En medio de esa dinámica, que era la predominante en el entorno de monseñor, la madre Luz jugó un importante papel a su lado. Cuenta Roberto Cuéllar, cofundador del Socorro Jurídico Cristiano a mediados de 1975, que medio en broma y medio en serio, san Romero de América les decía en esos tiempos difíciles a Rafa Moreno y a él: "Ella tiene cuello con nuestro Señor, allá en la eternidad. Vean cuántos enfermitos van al cielo y nos ayudan por intersección de la madre Lucita". Esas palabras confirman lo que Beto siempre pensó: la madre Luz fue santa en vida. Mucho "cuello" tenía con el Crucificado, y lo consiguió a pulso, no solo con "el hospitalito"; ahí se concretó, poco a poco y con mucho sacrificio, un esfuerzo titánico en favor del derecho a la salud de las personas terminales más pobres.
Pero además, en palabras de Beto, la madre Luz deja "su extraordinaria obra para las niñas y los niños que quieren hacer valer su derecho a la educación, después de la muerte de su madre o su padre por el cáncer extendido entre los sectores excluidos. Igual nos lega su admirable obra de oración en Candelaria, Cuscatlán, para acoger también la reflexión espiritual de los más pobres. Todas esas obras, en medio de tantas dificultades para conseguir apoyos, me confirman su santidad en vida".
"Estoy seguro", continúa Beto, "que la madre Luz Isabel nos guiará por rutas como las del agua y el aire, agua bendita y brisa espiritual, que tanto necesitamos y tanto las perdemos; rutas que anhela el pueblo salvadoreño, a quien la madre Luz Isabel se entregó toda su vida. Tengo la esperanza de que juntos reconstruyamos siempre la magnífica obra de santa Luz Isabel Cueva Santana, que en paz descansa a sus noventa y un años".
Ha muerto, pues, una mujer generosa; pero ha nacido una santa gloriosa. Lo que vivió y aprendió Beto Cuéllar desde su cercanía con la madre Luz debe ser escrito y conocido; sobre todo porque entre ambos estuvo otro santo que inspiró y sigue inspirando el trabajo serio y comprometido con la defensa y vigencia de los derechos humanos en El Salvador. Un trabajo al que se entregaron ese par de luceros que ahora, juntos, alumbran a quienes neciamente y sin acomodos siguen remando contra corriente para hacer realidad esa utopía.
Por eso hay que recordar y compartir el legado de esta santa.
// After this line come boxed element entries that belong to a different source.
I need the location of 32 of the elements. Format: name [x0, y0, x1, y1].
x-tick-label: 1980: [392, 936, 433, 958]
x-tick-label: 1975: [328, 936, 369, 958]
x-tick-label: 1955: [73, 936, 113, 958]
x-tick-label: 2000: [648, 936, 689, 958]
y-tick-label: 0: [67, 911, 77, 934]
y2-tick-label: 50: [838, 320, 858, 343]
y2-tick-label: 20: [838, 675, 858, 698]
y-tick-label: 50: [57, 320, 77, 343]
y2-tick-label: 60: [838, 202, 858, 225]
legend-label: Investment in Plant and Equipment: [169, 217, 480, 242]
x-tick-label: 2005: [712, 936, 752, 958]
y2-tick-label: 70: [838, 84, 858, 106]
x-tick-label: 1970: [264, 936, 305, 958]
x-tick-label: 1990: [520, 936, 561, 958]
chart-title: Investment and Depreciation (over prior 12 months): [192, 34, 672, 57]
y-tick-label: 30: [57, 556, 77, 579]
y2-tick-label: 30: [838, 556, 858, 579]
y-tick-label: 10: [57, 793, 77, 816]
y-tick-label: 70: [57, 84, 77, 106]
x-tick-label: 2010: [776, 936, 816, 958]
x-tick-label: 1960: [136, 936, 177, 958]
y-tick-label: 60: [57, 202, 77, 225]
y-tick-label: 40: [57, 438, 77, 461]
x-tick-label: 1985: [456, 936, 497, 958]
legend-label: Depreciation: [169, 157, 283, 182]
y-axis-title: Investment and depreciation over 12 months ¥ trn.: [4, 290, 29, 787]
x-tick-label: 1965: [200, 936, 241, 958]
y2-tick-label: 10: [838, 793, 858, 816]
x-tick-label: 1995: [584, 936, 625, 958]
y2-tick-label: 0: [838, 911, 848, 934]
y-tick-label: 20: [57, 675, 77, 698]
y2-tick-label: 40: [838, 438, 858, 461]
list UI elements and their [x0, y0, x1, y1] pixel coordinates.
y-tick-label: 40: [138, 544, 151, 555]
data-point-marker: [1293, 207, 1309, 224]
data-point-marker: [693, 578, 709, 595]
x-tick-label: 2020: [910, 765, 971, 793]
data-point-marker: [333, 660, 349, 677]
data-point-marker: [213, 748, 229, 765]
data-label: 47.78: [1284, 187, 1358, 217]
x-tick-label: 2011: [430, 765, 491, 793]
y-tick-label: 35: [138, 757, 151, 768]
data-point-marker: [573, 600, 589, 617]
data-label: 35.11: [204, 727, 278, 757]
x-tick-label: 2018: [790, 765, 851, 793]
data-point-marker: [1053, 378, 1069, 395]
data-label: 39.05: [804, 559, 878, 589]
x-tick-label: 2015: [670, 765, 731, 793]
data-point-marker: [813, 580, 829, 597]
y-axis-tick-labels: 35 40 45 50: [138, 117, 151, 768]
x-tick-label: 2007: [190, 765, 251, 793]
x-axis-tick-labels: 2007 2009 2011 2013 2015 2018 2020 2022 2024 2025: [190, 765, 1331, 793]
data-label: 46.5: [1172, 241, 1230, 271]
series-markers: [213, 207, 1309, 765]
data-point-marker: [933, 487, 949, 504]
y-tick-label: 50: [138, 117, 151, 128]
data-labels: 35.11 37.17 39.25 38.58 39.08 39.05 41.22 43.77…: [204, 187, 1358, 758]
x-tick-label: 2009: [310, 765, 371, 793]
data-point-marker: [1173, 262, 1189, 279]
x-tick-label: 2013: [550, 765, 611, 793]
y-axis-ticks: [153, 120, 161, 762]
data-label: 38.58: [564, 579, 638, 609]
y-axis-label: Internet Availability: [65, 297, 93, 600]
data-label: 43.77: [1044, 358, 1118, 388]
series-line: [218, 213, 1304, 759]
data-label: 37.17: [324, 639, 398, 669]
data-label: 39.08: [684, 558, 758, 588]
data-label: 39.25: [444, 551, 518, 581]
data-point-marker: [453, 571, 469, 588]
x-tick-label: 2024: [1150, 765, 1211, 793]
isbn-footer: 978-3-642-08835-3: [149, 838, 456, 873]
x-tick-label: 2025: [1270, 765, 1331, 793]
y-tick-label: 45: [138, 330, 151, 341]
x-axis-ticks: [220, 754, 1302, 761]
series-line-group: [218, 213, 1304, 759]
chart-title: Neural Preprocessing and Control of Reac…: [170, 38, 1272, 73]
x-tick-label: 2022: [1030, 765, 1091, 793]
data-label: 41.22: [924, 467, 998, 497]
Si no para que sean más quienes en esta sociedad sin alma sigan su ejemplo, en aras de lograr que su bondad sea la regla y no la excepción, al menos para que quede constancia de que este país alguna vez fue iluminado por figuras de ese talante, atesorado sin necesidad de votos ni cargos. El más sentido pésame para quienes encontraron en ella algo del consuelo y la serenidad que irradiaba. Pero también la más grande felicitación a quienes tuvieron el privilegio, quizás algo exclusivo, de haber convivido con santa Luz, luchando por las causas que antes hicieron de El Salvador un yacimiento de esperanza. Para sacar de nuevo a flote esa esperanza, hoy que la oscuridad de la exclusión generadora de muerte lenta y la inseguridad productora de muerte violenta se extiende en tantos ámbitos, nunca deberán apagarse luces como la de esta santa.